Daly paused. “He would have finally succumbed and gone to the Times,” he looked at Barry, who writes for the Times. “He used to always read The New York Times, just so he could say, it’s unreadable.”
But Meyer’s question had hit a nerve. Where would Breslin be today, how would he confront our confused and convoluted reality? Someone else asked about the migrants, “Where would he be today with that?” Daly didn’t hesitate, Breslin would be at the Floyd Bennett Field migrant shelter in Brooklyn, he said, or at the Roosevelt Hotel, he would have been at the busses, he would have spoken to the people in Rockaway that are complaining about the migrants, and to a woman selling candy on the train, a woman who walks thousands of miles from Guatemala so she can sell candy on a subway with her kid on her back.
Upstairs at the reception, I got online to get my book signed by Barry. I had brought my own copy, thankfully, because by the time I got to the table the books were all sold out. And then I heard a funny voice, a thick Queens accent, a man with a joy filled belly much like Breslin had in his heyday. It was one of his sons, Kevin Breslin. He wanted to know who I was writing for. Chelsea News NY, I told him. “Local, Local, local!” His father would have approved and he sat down with me.
I felt like I was talking to Breslin himself, his son had that same kind of energy, a kind hearted and fast-paced energy. And he started talking to me. He saw my pen and my reporter pad, and he knew right away I was looking for a story, so he gave me one.
“I had a job,” Kevin began telling me, “when I was a kid and my father worked at the Daily News. I was on the trucks delivering the paper. I did the South Bronx run. The late shift.
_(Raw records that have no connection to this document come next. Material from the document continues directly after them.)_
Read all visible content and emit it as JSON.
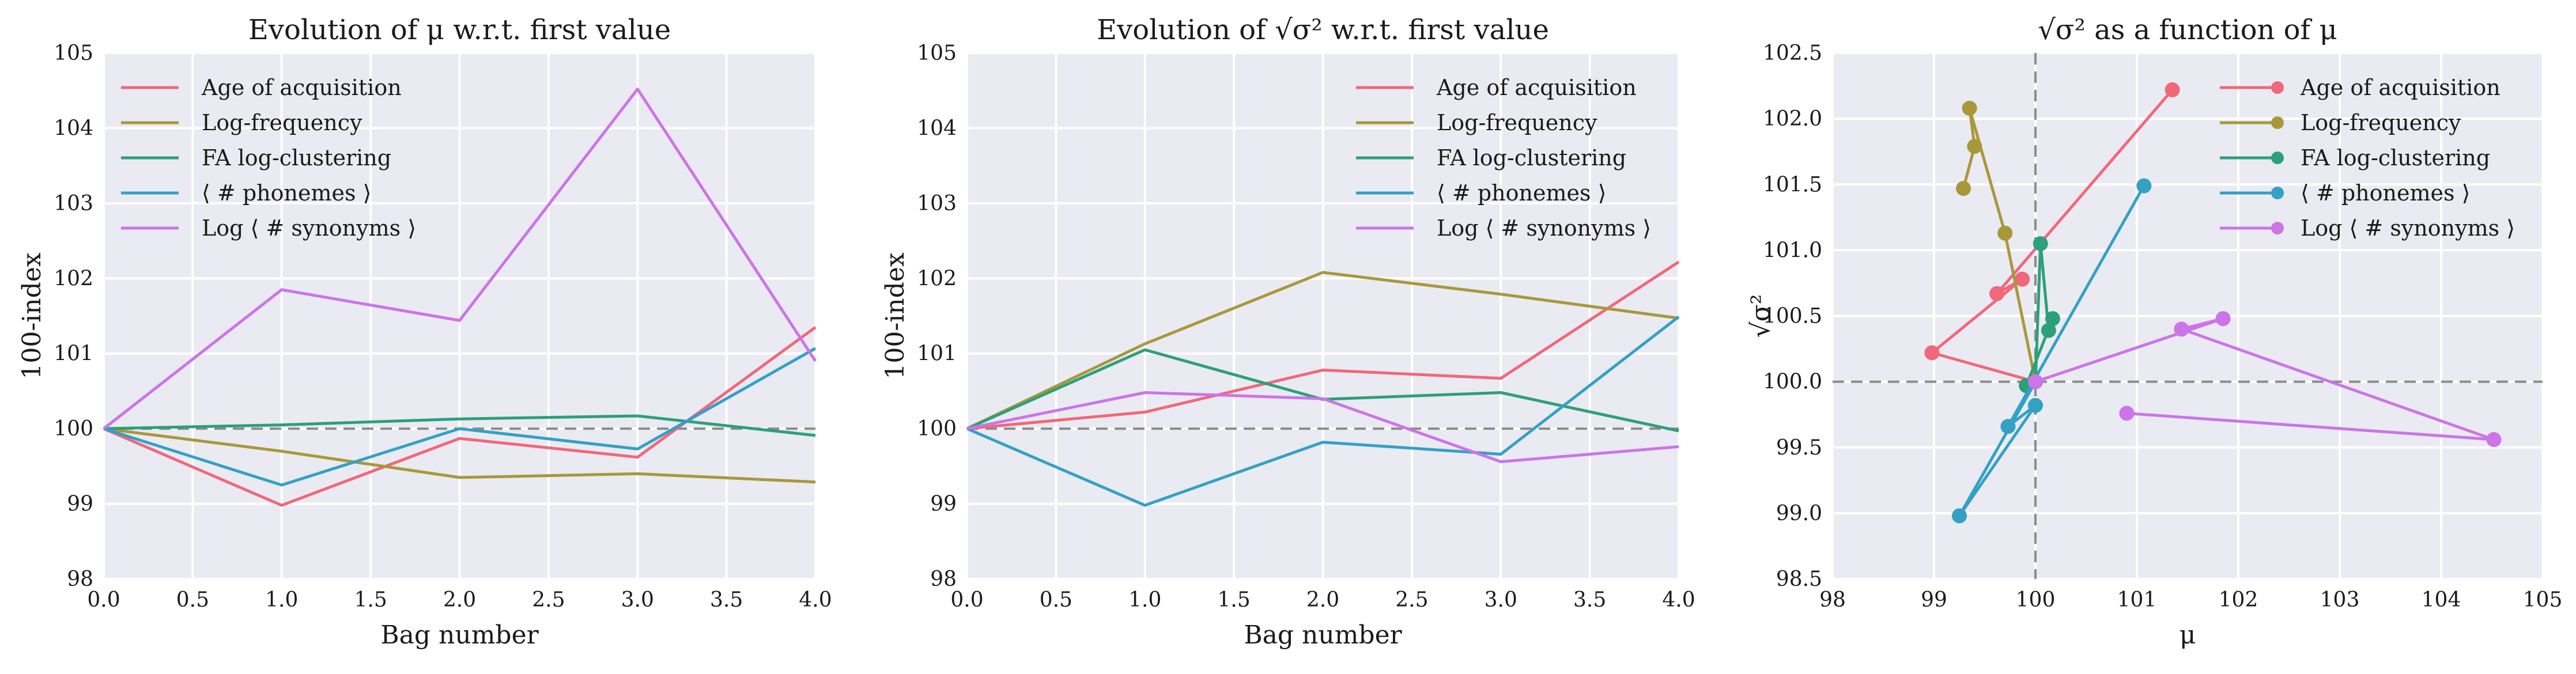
{
  "chart_data": [
    {
      "type": "line",
      "title": "Evolution of μ w.r.t. first value",
      "xlabel": "Bag number",
      "ylabel": "100-index",
      "xlim": [
        0,
        4
      ],
      "ylim": [
        98,
        105
      ],
      "xticks": [
        "0.0",
        "0.5",
        "1.0",
        "1.5",
        "2.0",
        "2.5",
        "3.0",
        "3.5",
        "4.0"
      ],
      "yticks": [
        "98",
        "99",
        "100",
        "101",
        "102",
        "103",
        "104",
        "105"
      ],
      "grid": true,
      "legend_position": "top-left",
      "reference_line": {
        "axis": "y",
        "value": 100
      },
      "x": [
        0,
        1,
        2,
        3,
        4
      ],
      "series": [
        {
          "name": "Age of acquisition",
          "color": "#f0687a",
          "values": [
            100,
            98.98,
            99.87,
            99.62,
            101.35
          ]
        },
        {
          "name": "Log-frequency",
          "color": "#a8983a",
          "values": [
            100,
            99.7,
            99.35,
            99.4,
            99.29
          ]
        },
        {
          "name": "FA log-clustering",
          "color": "#2ca07a",
          "values": [
            100,
            100.05,
            100.13,
            100.17,
            99.91
          ]
        },
        {
          "name": "⟨ # phonemes ⟩",
          "color": "#32a1c4",
          "values": [
            100,
            99.25,
            100.0,
            99.73,
            101.07
          ]
        },
        {
          "name": "Log ⟨ # synonyms ⟩",
          "color": "#cc74e8",
          "values": [
            100,
            101.85,
            101.44,
            104.52,
            100.9
          ]
        }
      ]
    },
    {
      "type": "line",
      "title": "Evolution of √σ² w.r.t. first value",
      "xlabel": "Bag number",
      "ylabel": "100-index",
      "xlim": [
        0,
        4
      ],
      "ylim": [
        98,
        105
      ],
      "xticks": [
        "0.0",
        "0.5",
        "1.0",
        "1.5",
        "2.0",
        "2.5",
        "3.0",
        "3.5",
        "4.0"
      ],
      "yticks": [
        "98",
        "99",
        "100",
        "101",
        "102",
        "103",
        "104",
        "105"
      ],
      "grid": true,
      "legend_position": "top-right",
      "reference_line": {
        "axis": "y",
        "value": 100
      },
      "x": [
        0,
        1,
        2,
        3,
        4
      ],
      "series": [
        {
          "name": "Age of acquisition",
          "color": "#f0687a",
          "values": [
            100,
            100.22,
            100.78,
            100.67,
            102.22
          ]
        },
        {
          "name": "Log-frequency",
          "color": "#a8983a",
          "values": [
            100,
            101.13,
            102.08,
            101.79,
            101.47
          ]
        },
        {
          "name": "FA log-clustering",
          "color": "#2ca07a",
          "values": [
            100,
            101.05,
            100.39,
            100.48,
            99.97
          ]
        },
        {
          "name": "⟨ # phonemes ⟩",
          "color": "#32a1c4",
          "values": [
            100,
            98.98,
            99.82,
            99.66,
            101.49
          ]
        },
        {
          "name": "Log ⟨ # synonyms ⟩",
          "color": "#cc74e8",
          "values": [
            100,
            100.48,
            100.4,
            99.56,
            99.76
          ]
        }
      ]
    },
    {
      "type": "scatter",
      "title": "√σ² as a function of μ",
      "xlabel": "μ",
      "ylabel": "√σ²",
      "xlim": [
        98,
        105
      ],
      "ylim": [
        98.5,
        102.5
      ],
      "xticks": [
        "98",
        "99",
        "100",
        "101",
        "102",
        "103",
        "104",
        "105"
      ],
      "yticks": [
        "98.5",
        "99.0",
        "99.5",
        "100.0",
        "100.5",
        "101.0",
        "101.5",
        "102.0",
        "102.5"
      ],
      "grid": true,
      "legend_position": "top-right",
      "reference_lines": [
        {
          "axis": "x",
          "value": 100
        },
        {
          "axis": "y",
          "value": 100
        }
      ],
      "connected": true,
      "series": [
        {
          "name": "Age of acquisition",
          "color": "#f0687a",
          "x": [
            100,
            98.98,
            99.87,
            99.62,
            101.35
          ],
          "y": [
            100,
            100.22,
            100.78,
            100.67,
            102.22
          ]
        },
        {
          "name": "Log-frequency",
          "color": "#a8983a",
          "x": [
            100,
            99.7,
            99.35,
            99.4,
            99.29
          ],
          "y": [
            100,
            101.13,
            102.08,
            101.79,
            101.47
          ]
        },
        {
          "name": "FA log-clustering",
          "color": "#2ca07a",
          "x": [
            100,
            100.05,
            100.13,
            100.17,
            99.91
          ],
          "y": [
            100,
            101.05,
            100.39,
            100.48,
            99.97
          ]
        },
        {
          "name": "⟨ # phonemes ⟩",
          "color": "#32a1c4",
          "x": [
            100,
            99.25,
            100.0,
            99.73,
            101.07
          ],
          "y": [
            100,
            98.98,
            99.82,
            99.66,
            101.49
          ]
        },
        {
          "name": "Log ⟨ # synonyms ⟩",
          "color": "#cc74e8",
          "x": [
            100,
            101.85,
            101.44,
            104.52,
            100.9
          ],
          "y": [
            100,
            100.48,
            100.4,
            99.56,
            99.76
          ]
        }
      ]
    }
  ]
}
When the truck went out at night from 41st street, I’d be on the truck with the newspaper bundles. And I’d throw them at the candy stores, at the bodegas.“ With his father’s column inside.
“And I used to get annoyed when the driver would go too fast. When the bundles would explode, open up, I’d get pissed off. I’d yell at the driver, stop the truck. I’d wanna jump out and pick up the bundles, because the wire snapped on the papers. The driver didn’t care. He was part of the driver’s union. I cared because I knew what my father slaved like to go and get that story. It was way more than just some newspaper thing. It was our family’s enterprise. It was his work. It was what put food on our table. And I know how hard it was to go out, like you, with the reporter pad and pen, snoop around and listen, and then get something and go home and write it. I remember, I used to be pissed at the driver.”
Breslin worked for himself, his son wanted to make sure, I understood that. Even when he worked for the Daily News, or anyone else, he wrote for himself. He wrote “for permanence, in perpetuity.”